This specialized guide for parents hoping to instill a bit of literary genius into their youngsters is both a how-to book and a simple but serious analysis of many of Shakespeare’s major works. Olivier Award–winning playwright Ludwig’s (Lend Me A Tenor) compelling argument is that although it’s out of fashion, memorization—and particularly memorization of great literary works—is a gift you can give your children that will influence their academic and personal life. The book begins with an immediate lesson—memorizing a nine-word line from A Midsummer Night’s Dream—written in a direct, personal tone to show how easy and enjoyable the process can be; once this is demonstrated, Ludwig explains his methodology and purpose in the second chapter. Within 20 pages, the book turns to analysis of the chosen works as well as general lessons about Shakespeare’s life and important dates of the Renaissance, and discussions of the difference between poetry and prose. Ludwig breaks more famous speeches down, sentence by sentence, and highlights juicy bits and plot twists to hook children’s interest. The book, in coordination with a Web site of printable resources, will best suit parents with a real interest in and knowledge of Shakespeare, but will inspire any who wish to give their children the “benefit of his considerable knowledge and artistry.” Photos. Agent: Eric Simonoff, William Morris. (June)
Ken Ludwig's enthusiasm for Shakespeare and his lucid, accessible and inspiring book on How To Teach Your Children Shakespeare is a rare treat. You and your children will be transformed into the magic and mystery of Shakespeare and his stories in an instant.

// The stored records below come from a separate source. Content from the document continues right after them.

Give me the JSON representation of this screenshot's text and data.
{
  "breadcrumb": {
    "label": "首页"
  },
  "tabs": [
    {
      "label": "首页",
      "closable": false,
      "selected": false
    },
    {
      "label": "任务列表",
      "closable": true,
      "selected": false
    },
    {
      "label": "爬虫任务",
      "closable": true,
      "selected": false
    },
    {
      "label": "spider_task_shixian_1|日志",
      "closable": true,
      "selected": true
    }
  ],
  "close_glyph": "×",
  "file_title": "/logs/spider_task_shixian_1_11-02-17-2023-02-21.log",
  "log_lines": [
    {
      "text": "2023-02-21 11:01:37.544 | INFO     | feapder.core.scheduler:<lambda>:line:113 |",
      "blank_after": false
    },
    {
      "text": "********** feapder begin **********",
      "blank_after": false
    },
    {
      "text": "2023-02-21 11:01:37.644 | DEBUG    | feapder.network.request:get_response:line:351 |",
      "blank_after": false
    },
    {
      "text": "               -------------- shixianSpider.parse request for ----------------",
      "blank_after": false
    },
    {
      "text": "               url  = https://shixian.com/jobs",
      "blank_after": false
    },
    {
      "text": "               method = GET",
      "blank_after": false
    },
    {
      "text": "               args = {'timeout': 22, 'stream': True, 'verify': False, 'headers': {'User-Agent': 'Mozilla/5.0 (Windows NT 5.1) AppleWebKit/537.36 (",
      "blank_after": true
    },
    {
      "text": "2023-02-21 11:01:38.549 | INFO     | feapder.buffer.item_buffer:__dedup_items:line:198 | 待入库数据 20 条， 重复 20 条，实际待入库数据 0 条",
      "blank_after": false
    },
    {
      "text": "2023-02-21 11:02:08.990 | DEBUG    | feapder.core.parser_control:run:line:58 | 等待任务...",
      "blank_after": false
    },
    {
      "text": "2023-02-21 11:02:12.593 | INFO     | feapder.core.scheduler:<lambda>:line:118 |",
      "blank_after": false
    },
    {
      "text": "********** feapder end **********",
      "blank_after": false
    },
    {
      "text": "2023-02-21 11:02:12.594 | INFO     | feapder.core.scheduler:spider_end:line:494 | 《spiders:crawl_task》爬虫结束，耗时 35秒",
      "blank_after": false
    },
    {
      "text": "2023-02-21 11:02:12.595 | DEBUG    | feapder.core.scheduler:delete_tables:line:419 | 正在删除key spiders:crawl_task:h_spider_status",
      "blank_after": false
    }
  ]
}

I highly recommend the book to all who have a love of language and history.” —Sir Derek Jacobi, CBE
“How to Teach Your Children Shakespeare is an inspired and inspiring book. It’s also a deeply rewarding one that will bring a great deal of pleasure to many parents and children. Ken Ludwig, a wonderful playwright, proves to be a superb guide to Shakespeare as well.” —James Shapiro, author of A Year in the Life of William Shakespeare and Contested Will
“I wish someone had given this book to my parents. It would have made a life-changing task downright fun. Ken Ludwig is a smart, congenial and inventive guide, and everywhere in this remarkable book he takes the strangeness out of Shakespeare's work and leaves the enchanting mystery. A book for all lovers, and potential lovers, of Shakespeare. Like nothing else, it creates a magical home theater for parents and their children.” —J. D. McClatchy, Yale University
“I have been in [Ken's] home. His children really do know Shakespeare. Read the book and you'll see why. It's scholarship dancing around with fun.” —Hal Holbrook
“Don’t be fooled by the title. This book is for anyone who wants to brush up on Shakespeare… Don’t buy this book to teach your children; take them along as you commit these beautiful speeches to memory.” —Kirkus Reviews
“[Ludiwg’s] enthusiasm is also infectious . . . it’s hard to come away from this book without wanting to find someone, child or adult, to convert.”—Cleveland Plain Dealer
Don't be fooled by the title. This book is for anyone who wants to brush up on Shakespeare. Playwright Ludwig, who has written numerous hit plays for Broadway and London's West End, explains his simple, proven method for teaching the works of the Bard of Avon--and we know it works, since he has used his children as guinea pigs, starting when they were 6. Now that they're off to college, flipping quotes back and forth, it's obvious that the simple repetition of short sections of speeches is most effective. The author includes a wide variety of speeches from such classic Shakespeare characters as Puck, Orsino, Macbeth, Falstaff, Rosalind and Hamlet. Learning to quote Shakespeare is one thing, but Ludwig opens up the secrets of the plays, the characters and the genius of the man. The best person to learn from is one who is passionate about his subject, and Ludwig certainly fits that bill. There is subtlety here: "no one in history, before or since, has written better than this." There is sufficient sprinkling of like praise and professional envy throughout the book. Shakespeare's creativity serves to cause creativity in those who read him. The difficulties we often encounter in his works are the unfamiliar words (though an English schoolchild would know more than an American), the oddly curious sentence structure and the broad use of metaphors. Shakespeare's dramatic methods, such as repetition of sounds, inversion of thoughts, curious rhyming and breaking right into the action are just a few of those that make him great. Some readers may liken it to a foreign language, but once the key phrases are explained, they will appreciate the magic and begin to fall in love with Shakespeare. Don't buy this book to teach your children; take them along as you commit these beautiful speeches to memory.